Clio took the gluey membrane, pressed it to her face. The mask thinned around her eyes, nose, and mouth, allowing her to see and breathe.
It was coming on toward dusk. The sun strained against the gaseous fabric of the horizon. She and Ashe stood higher above the surrounding land than before, as erosion had cut away and exposed more of the rock. They made their steep descent to the plain, clambering down over jutting rock, yet in an effortless way, as though in partial g. When they began to walk on the soggy ground, they left no footprints, but in every other way the world and their presence in it seemed to be ordinary. As though they had corporeal form.
On the stumps of trees Clio saw lichens crusted with a turquoise pallor like an outbreak of a Niang eczema. But the forest was gone. Gone in every direction, its passing marked
only with stumps and a few fallen trunks collapsed inward in the hollow way of Niang trees.

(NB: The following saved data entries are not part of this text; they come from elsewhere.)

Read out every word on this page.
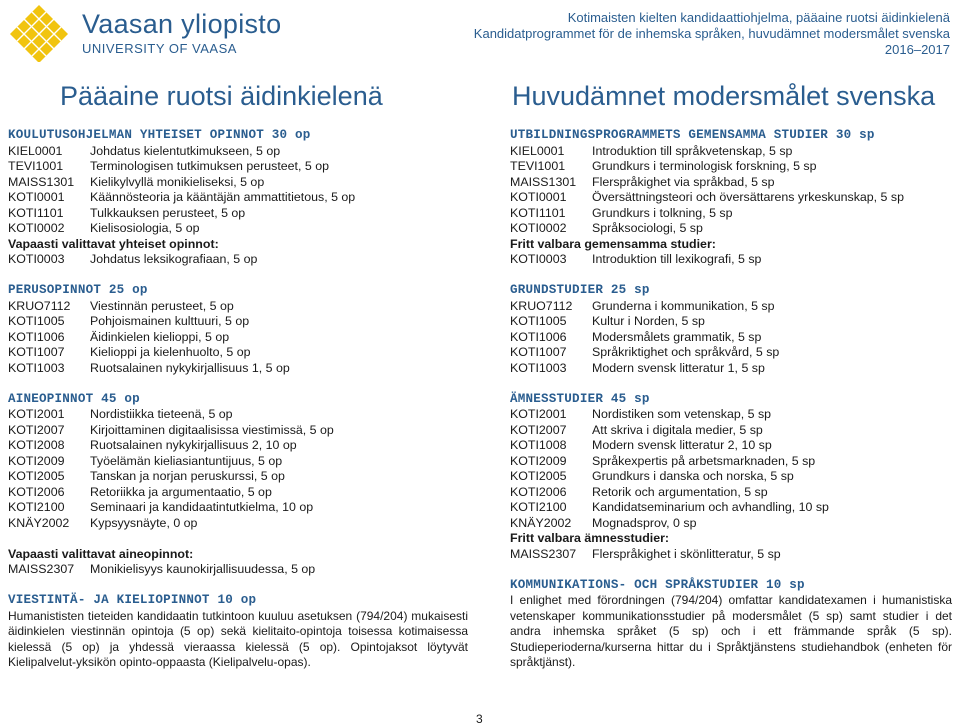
Vaasan yliopisto
UNIVERSITY OF VAASA
Kotimaisten kielten kandidaattiohjelma, pääaine ruotsi äidinkielenä
Kandidatprogrammet för de inhemska språken, huvudämnet modersmålet svenska
2016–2017
Pääaine ruotsi äidinkielenä
KOULUTUSOHJELMAN YHTEISET OPINNOT 30 op
KIEL0001	Johdatus kielentutkimukseen, 5 op
TEVI1001	Terminologisen tutkimuksen perusteet, 5 op
MAISS1301	Kielikylvyllä monikieliseksi, 5 op
KOTI0001	Käännösteoria ja kääntäjän ammattitietous, 5 op
KOTI1101	Tulkkauksen perusteet, 5 op
KOTI0002	Kielisosiologia, 5 op
Vapaasti valittavat yhteiset opinnot:
KOTI0003	Johdatus leksikografiaan, 5 op
PERUSOPINNOT 25 op
KRUO7112	Viestinnän perusteet, 5 op
KOTI1005	Pohjoismainen kulttuuri, 5 op
KOTI1006	Äidinkielen kielioppi, 5 op
KOTI1007	Kielioppi ja kielenhuolto, 5 op
KOTI1003	Ruotsalainen nykykirjallisuus 1, 5 op
AINEOPINNOT 45 op
KOTI2001	Nordistiikka tieteenä, 5 op
KOTI2007	Kirjoittaminen digitaalisissa viestimissä, 5 op
KOTI2008	Ruotsalainen nykykirjallisuus 2, 10 op
KOTI2009	Työelämän kieliasiantuntijuus, 5 op
KOTI2005	Tanskan ja norjan peruskurssi, 5 op
KOTI2006	Retoriikka ja argumentaatio, 5 op
KOTI2100	Seminaari ja kandidaatintutkielma, 10 op
KNÄY2002	Kypsyysnäyte, 0 op
Vapaasti valittavat aineopinnot:
MAISS2307	Monikielisyys kaunokirjallisuudessa, 5 op
VIESTINTÄ- JA KIELIOPINNOT 10 op
Humanististen tieteiden kandidaatin tutkintoon kuuluu asetuksen (794/204) mukaisesti äidinkielen viestinnän opintoja (5 op) sekä kielitaito-opintoja toisessa kotimaisessa kielessä (5 op) ja yhdessä vieraassa kielessä (5 op). Opintojaksot löytyvät Kielipalvelut-yksikön opinto-oppaasta (Kielipalvelu-opas).
Huvudämnet modersmålet svenska
UTBILDNINGSPROGRAMMETS GEMENSAMMA STUDIER 30 sp
KIEL0001	Introduktion till språkvetenskap, 5 sp
TEVI1001	Grundkurs i terminologisk forskning, 5 sp
MAISS1301	Flerspråkighet via språkbad, 5 sp
KOTI0001	Översättningsteori och översättarens yrkeskunskap, 5 sp
KOTI1101	Grundkurs i tolkning, 5 sp
KOTI0002	Språksociologi, 5 sp
Fritt valbara gemensamma studier:
KOTI0003	Introduktion till lexikografi, 5 sp
GRUNDSTUDIER 25 sp
KRUO7112	Grunderna i kommunikation, 5 sp
KOTI1005	Kultur i Norden, 5 sp
KOTI1006	Modersmålets grammatik, 5 sp
KOTI1007	Språkriktighet och språkvård, 5 sp
KOTI1003	Modern svensk litteratur 1, 5 sp
ÄMNESSTUDIER 45 sp
KOTI2001	Nordistiken som vetenskap, 5 sp
KOTI2007	Att skriva i digitala medier, 5 sp
KOTI1008	Modern svensk litteratur 2, 10 sp
KOTI2009	Språkexpertis på arbetsmarknaden, 5 sp
KOTI2005	Grundkurs i danska och norska, 5 sp
KOTI2006	Retorik och argumentation, 5 sp
KOTI2100	Kandidatseminarium och avhandling, 10 sp
KNÄY2002	Mognadsprov, 0 sp
Fritt valbara ämnesstudier:
MAISS2307	Flerspråkighet i skönlitteratur, 5 sp
KOMMUNIKATIONS- OCH SPRÅKSTUDIER 10 sp
I enlighet med förordningen (794/204) omfattar kandidatexamen i humanistiska vetenskaper kommunikationsstudier på modersmålet (5 sp) samt studier i det andra inhemska språket (5 sp) och i ett främmande språk (5 sp). Studieperioderna/kurserna hittar du i Språktjänstens studiehandbok (enheten för språktjänst).
3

Clio bent down to examine the blue-green lichens. “What’s happened here? A forest fire?”
He looked at her, frowning. “The killing of a world. What else?”
She crouched down to touch a fallen tree. Her hand went through the collapsed surface, not as through thin air, but as through a sticky liquid. She looked up at Ashe, who looked solid, not like a ghost. But their presence here was ephemeral.
Around her the silences rested fathoms deep. “Who did this, Ashe?”
“The Metal Future. Eventually, they will be capable of this. It’s only a matter of time.”
Somewhere in the distance, the rumble of fire could be heard. But nowhere, the sound of a living creature, other than the sound of their own voices.
“You could call me Timothy, you know.”
An exhaust of smoke moved across the landscape, confining their vision to just in front of their faces. “Let’s get out of here, Timothy,” she said. “I’ve seen enough.”